The river of Hate (Gr. stugein, "to hate"), that, according to classical mythology, flowed nine times round the infernal regions.
The fables about the Styx are of Egyptian origin. Thus Isis collected the various parts of Osiris (murdered by Typhon) and buried them in secrecy on the banks of the Styx. Charon the ferryman of the Styx, as Diodorus informs us, is an Egyptian word for a "ferryman."
The five rivers of Hell are the Styx, Acheron, Cocytus, Phlegethon and Lethe.
Abhorred Abhorred Styx, the flood of deadly hate;
Sad Acheron, of sorrow, black and deep;
Cocytus, named of lamentation loud,
Heard on the rueful stream; fierce Phlegethon,
Whose waves of torrent fire inflame with rage.
Far off from these, a slow and silent stream,
Lethe, the river of oblivion, rolls.
Milton, Paradise Lost, ii. 577, etc. ( 1665).

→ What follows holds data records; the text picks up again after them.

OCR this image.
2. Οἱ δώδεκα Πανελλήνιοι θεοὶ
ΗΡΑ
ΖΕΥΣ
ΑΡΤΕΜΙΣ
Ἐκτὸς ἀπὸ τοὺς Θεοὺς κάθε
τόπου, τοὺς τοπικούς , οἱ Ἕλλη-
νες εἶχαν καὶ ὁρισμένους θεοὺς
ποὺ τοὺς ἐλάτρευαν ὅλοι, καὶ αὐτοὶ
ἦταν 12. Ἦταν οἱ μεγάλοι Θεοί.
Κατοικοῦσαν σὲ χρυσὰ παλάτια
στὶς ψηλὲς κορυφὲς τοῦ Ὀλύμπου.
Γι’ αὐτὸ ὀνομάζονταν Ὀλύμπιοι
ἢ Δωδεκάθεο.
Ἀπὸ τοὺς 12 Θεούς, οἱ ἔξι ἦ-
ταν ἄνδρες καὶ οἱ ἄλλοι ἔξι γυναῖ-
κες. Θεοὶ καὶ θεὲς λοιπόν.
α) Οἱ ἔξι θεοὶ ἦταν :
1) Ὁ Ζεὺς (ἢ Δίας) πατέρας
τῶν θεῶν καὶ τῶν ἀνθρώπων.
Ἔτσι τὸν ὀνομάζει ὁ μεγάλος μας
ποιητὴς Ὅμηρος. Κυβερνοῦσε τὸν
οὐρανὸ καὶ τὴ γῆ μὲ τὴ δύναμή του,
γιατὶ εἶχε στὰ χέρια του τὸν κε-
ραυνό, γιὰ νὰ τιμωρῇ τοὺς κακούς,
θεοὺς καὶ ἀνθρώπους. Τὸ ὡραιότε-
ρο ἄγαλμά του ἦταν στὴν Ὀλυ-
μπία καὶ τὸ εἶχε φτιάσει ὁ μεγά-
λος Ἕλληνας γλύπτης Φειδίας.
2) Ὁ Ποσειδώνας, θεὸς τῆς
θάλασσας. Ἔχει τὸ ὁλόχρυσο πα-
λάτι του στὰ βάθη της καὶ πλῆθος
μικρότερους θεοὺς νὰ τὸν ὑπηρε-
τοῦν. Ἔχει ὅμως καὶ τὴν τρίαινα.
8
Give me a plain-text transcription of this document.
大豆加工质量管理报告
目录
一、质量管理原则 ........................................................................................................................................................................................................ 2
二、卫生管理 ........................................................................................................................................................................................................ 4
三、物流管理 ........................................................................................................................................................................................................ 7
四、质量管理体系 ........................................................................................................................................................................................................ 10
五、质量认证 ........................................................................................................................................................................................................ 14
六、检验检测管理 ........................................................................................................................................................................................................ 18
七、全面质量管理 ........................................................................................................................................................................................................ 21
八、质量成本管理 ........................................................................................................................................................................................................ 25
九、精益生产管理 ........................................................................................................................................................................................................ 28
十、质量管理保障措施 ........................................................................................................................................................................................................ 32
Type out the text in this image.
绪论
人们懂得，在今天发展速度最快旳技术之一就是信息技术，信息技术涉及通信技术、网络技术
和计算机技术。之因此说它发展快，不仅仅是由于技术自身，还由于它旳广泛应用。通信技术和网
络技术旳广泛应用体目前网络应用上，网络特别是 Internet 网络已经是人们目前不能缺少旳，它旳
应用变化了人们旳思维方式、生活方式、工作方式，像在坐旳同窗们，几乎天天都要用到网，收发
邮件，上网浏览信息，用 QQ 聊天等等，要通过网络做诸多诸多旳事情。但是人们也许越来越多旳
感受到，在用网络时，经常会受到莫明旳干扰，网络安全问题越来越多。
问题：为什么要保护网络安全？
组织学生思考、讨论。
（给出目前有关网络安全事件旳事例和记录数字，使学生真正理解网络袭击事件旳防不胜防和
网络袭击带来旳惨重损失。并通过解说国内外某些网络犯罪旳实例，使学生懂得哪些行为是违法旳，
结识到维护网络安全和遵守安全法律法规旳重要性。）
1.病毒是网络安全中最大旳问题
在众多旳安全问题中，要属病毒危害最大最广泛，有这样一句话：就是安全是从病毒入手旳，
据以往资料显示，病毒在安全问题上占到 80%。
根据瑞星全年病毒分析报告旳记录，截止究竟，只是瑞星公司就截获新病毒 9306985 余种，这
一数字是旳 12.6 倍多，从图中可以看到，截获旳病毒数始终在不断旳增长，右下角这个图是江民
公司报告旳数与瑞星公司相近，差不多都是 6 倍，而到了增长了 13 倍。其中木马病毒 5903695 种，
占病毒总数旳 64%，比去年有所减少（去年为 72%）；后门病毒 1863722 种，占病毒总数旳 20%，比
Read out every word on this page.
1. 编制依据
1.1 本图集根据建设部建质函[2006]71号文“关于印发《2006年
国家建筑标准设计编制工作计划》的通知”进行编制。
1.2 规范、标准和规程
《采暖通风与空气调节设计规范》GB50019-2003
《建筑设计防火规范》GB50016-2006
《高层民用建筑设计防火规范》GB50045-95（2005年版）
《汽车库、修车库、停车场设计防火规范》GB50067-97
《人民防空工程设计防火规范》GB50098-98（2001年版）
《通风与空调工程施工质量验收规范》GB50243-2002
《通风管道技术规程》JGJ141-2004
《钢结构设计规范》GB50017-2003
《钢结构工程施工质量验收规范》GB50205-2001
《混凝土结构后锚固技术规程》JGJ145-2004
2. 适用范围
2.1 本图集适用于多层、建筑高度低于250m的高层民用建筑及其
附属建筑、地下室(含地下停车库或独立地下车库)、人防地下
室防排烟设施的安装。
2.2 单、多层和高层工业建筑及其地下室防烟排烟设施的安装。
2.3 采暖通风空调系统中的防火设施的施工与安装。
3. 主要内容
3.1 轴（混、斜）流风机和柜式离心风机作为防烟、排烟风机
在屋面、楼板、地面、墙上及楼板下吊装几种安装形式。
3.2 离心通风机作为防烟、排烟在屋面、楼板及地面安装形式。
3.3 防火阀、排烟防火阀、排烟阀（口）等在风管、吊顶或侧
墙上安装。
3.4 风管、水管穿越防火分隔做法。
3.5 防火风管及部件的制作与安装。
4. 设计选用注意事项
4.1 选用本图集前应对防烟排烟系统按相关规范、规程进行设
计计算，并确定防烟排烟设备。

Dante, in his Divine Comedy, places the rivers in different circles of the Inferno. Thus, he makes the Acheron divide the border-land from Limbo. The former realm is for the "praiseless and the blameless dead"; Limbo is for the unbaptized. He places the Stygian. Lake of "inky hue" in the fifth circle, the realm of those who put no restraint on their anger. The fire-stream of Phlegethon he fixes to the eighth steep, the "Hell of burning, where it snows flakes of fire," and where blasphemers are confined. He places "the frozen river" of Cocytus in the tenth pit of Malebolge, a region of thick-ribbed ice, the lowest depth of Hell, where Judas and Lucifer are imprisoned. Lethe, he says, is no river of Hell at all, but it is the one wish of all the infernals to get to it, that they may drink its water and forget their torments. It being, however, in "Purgatory," they can never get near it.
John Kendrick Bangs has a humorous narrative entitled A Houseboat on the Styx (Am., 1895).